Così intesa e vissuta, la santità avrebbe rappresentato la realizzazione «più vera, più autentica, più piena della vita, quale il Signore l’ha creata», come dirà da arcivescovo di Milano, nel 1958, parlando alle Suore di Maria Bambina, congregazione dalla quale provenivano le religiose che gli prestarono assistenza personale durante l’episcopato e il pontificato, fino alla sua morte. Ad esse il futuro Paolo VI spiegò che «la santità non consiste né nei voti, né nella regola», ma si fonda essenzialmente e concretamente nella carità, termine prediletto da Montini che ne declinava il significato nei più diversi contesti. «Una carità – osservava l’allora l’arcivescovo di Milano – che ci porta fuori, che ci porta lontano, che è ansia del bene in se stesso, che in una parola, è amore di Dio: questa è santità verace ed autentica». Non solo ai religiosi e ai consacrati, pertanto, era riservata la privilegiata prerogativa di perseguire la propria santificazione personale; e nemmeno ai pontefici ai quali, in maniera esclusiva, è riservato il titolo di «Sua Santità» ragion per cui «ciascuno a suo modo» – affermava Montini sempre nel 1958, nel discorso tenuto in Duomo a Milano per l’elezione di Giovanni XXIII – pensa alla santità «congiunta con la grande e misteriosa missione del Pontificato Romano, cattolici e non cattolici».

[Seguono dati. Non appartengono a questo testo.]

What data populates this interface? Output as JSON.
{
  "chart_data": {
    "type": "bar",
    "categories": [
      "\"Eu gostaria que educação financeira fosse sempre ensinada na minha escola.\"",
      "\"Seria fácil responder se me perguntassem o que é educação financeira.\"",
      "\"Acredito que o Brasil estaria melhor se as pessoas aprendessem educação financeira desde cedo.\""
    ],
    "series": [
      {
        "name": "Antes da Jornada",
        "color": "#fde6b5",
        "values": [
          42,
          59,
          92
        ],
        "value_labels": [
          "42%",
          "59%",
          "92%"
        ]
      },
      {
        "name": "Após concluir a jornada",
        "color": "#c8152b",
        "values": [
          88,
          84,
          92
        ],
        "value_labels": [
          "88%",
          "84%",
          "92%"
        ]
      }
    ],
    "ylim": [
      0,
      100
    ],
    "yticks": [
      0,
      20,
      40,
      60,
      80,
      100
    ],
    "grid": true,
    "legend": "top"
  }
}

Invece anche i laici, «esperti di vita» dovevano perseguire la perfezione cristiana proprio operando nel mondo e santificandolo con la loro testimonianza d’amore. Lo spiegò bene Paolo VI, esattamente cinquant’anni fa, quando nell’aprile 1968, ricevette i membri dell’Istituto secolare Cristo Re, fondato a Milano da Giuseppe Lazzati [recentemente dichiarato venerabile e che fu anche, per alcuni anni, direttore del quotidiano cattolico di Milano L’Italia, che fondendosi nel 1968 con il quotidiano cattolico di Bologna, L’Avvenire d’Italia darà vita il 4 dicembre 1968 ad Avvenire]. In quella circostanza, lasciando il testo del discorso già predisposto e improvvisando come spesso accadeva, papa Montini ricordò una conversazione con Lazzati «che per noi restò memorabile, nella quale egli ci spiegava – rammentava Paolo VI, parlando a braccio – che la vita nel mondo, (…) non è soltanto l’ostacolo da vincere, non è soltanto l’ambiente in cui navigare e farsi il proprio sentiero per salvare l’anima propria e probabilmente l’altrui, ma è il campo fecondo, è la stessa sorgente qualificante della vostra spiritualità e, diciamo pure, della vostra santità: la professione diventa un elemento positivo invece che negativo o neutro; diventa lo stimolo continuo a mettere in esercizio quella famosa consecratio mundi che dovrebbe a Dio piacendo, cambiare un po’ la faccia delle cose profane e temporali, e renderle, nel rispetto della loro natura e delle leggi con cui si volgono e si affermano, degne del Regno dì Dio».